On site and overseeing the installation on Thursday was project managers from Modscape, the designers and builders of the modular police stations. The company has designed and built many of the new police stations being installed across the state, including the new station in Karuah.
The $1m Karuah police station, opened in 2019, was the first in the state to be built off site then installed.
The new Lemon Tree Passage Police Station is located at 50 Meredith Avenue, at the Gould Drive intersection.
The land was purchased by the state government for the new police station site in May 2020 and the house on the block demolished.
It came four months after the then NSW Police minister, Troy Grant, announced that $1.5m had been allocated to move officers out of the cramped Cook Parade quarters into a modern and "fit-for-purpose" station.
"The police station that exists here now is part of a leased private building that we've been very appreciative to have access to service this community but, simply, the expansion in police responses, demands and ability to house police equipment, this building is no longer suitable for that purpose," Mr Grant in January 2019.

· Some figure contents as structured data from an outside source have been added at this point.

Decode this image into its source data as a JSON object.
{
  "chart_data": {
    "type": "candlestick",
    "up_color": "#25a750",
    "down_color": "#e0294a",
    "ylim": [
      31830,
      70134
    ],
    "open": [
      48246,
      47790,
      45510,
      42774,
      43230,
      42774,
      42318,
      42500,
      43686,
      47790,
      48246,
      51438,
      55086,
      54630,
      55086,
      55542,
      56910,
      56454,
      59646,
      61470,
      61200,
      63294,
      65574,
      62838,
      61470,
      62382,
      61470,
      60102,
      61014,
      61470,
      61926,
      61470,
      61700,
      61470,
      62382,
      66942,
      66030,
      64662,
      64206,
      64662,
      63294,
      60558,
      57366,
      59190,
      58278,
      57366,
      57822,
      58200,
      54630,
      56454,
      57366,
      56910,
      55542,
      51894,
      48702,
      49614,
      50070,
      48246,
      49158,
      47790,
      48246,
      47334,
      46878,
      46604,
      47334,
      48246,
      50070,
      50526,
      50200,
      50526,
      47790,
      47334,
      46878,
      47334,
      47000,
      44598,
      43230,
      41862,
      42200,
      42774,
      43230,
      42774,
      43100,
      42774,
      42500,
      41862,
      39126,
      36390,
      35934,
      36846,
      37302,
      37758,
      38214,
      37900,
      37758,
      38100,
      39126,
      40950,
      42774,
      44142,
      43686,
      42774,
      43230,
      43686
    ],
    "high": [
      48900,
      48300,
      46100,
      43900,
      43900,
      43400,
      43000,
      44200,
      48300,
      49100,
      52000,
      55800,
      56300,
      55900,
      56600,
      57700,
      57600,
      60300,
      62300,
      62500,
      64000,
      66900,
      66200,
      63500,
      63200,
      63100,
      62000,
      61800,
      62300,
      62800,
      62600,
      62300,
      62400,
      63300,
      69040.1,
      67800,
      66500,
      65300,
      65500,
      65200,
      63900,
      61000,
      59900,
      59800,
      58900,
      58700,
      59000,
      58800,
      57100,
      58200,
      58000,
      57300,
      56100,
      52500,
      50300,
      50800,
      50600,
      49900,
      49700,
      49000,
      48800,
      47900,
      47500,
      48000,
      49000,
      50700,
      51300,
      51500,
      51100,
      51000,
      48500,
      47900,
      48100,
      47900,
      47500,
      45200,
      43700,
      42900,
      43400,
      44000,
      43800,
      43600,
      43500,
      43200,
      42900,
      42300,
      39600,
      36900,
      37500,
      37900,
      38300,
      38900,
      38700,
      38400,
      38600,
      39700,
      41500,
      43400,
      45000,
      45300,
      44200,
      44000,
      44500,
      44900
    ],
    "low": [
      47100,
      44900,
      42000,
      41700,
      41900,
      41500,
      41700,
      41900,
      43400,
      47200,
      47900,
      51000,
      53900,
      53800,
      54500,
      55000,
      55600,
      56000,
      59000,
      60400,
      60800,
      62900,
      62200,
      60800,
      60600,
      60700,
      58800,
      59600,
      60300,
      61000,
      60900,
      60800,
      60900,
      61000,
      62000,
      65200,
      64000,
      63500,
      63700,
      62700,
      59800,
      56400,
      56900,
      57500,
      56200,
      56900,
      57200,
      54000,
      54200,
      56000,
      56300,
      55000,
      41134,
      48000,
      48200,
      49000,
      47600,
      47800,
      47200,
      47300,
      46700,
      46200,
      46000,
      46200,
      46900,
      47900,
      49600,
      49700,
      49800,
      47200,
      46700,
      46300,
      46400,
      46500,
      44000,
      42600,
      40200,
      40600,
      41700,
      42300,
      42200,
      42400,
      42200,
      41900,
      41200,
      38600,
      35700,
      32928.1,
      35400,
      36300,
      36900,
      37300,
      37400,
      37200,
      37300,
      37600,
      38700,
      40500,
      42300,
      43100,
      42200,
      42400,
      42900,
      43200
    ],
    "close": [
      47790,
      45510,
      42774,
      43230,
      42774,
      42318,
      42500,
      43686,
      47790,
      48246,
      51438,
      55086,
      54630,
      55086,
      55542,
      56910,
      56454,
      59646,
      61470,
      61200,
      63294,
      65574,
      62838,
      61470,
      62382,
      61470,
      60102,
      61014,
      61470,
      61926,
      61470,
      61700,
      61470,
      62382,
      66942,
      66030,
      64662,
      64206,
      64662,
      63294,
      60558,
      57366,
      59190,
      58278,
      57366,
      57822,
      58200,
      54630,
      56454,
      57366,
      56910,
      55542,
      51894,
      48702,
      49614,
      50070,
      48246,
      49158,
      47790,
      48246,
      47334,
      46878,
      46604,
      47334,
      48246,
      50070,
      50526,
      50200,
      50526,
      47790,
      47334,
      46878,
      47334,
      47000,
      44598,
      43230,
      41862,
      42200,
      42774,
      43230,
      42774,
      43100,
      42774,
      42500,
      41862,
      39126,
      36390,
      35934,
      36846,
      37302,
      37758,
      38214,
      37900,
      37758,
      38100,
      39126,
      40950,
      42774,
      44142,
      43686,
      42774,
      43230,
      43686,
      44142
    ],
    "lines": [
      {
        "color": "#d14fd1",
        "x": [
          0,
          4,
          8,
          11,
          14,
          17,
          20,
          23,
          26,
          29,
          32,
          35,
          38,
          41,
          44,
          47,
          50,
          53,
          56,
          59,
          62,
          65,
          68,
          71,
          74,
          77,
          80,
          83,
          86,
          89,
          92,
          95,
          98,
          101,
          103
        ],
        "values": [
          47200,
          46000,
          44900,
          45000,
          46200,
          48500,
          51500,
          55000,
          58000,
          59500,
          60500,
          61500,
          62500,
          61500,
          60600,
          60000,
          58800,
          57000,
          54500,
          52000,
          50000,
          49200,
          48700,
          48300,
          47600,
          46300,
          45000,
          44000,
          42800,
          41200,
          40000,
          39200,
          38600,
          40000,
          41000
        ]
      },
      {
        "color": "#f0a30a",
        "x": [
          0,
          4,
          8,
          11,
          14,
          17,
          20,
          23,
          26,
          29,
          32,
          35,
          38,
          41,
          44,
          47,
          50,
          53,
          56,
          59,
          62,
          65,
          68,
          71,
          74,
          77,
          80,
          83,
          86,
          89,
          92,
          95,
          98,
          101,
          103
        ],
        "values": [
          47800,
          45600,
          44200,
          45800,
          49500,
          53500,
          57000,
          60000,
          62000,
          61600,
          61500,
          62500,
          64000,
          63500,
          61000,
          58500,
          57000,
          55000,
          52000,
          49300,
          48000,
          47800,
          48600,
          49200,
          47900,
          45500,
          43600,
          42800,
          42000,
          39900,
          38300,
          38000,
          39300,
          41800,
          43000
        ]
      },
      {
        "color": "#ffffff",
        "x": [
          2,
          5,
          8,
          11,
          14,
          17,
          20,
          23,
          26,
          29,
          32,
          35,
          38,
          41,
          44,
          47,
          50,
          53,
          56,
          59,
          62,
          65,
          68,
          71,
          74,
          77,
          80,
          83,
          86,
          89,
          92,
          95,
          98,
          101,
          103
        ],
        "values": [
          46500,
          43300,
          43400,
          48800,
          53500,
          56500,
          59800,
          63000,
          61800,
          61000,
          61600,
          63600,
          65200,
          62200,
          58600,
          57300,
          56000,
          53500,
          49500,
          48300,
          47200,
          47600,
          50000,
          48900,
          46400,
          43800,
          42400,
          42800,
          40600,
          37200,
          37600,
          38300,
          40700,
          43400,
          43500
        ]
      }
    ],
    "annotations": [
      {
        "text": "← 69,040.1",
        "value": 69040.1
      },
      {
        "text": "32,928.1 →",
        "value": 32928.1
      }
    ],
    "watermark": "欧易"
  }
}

The location of the new station raised some eyebrows and angered residents who had hoped the station would be installed in RAF Park at Tanilba Bay, alongside the ambulance and fire stations.
"We have had politicians, the police minister and numerous meetings about this and RAF Park at Tanilba Bay is where it was agreed it was to be built," long-time Mallabula resident Doreen Bradley OAM previously told the Examiner.
"The community has for years been pushing for it [police station] to be sited next to the ambulance and bushfire stations in RAF Park. The land is clear and flat and has two access points."
It is not yet known when the Cook Parade police station will be closed and officers will begin working from the new station.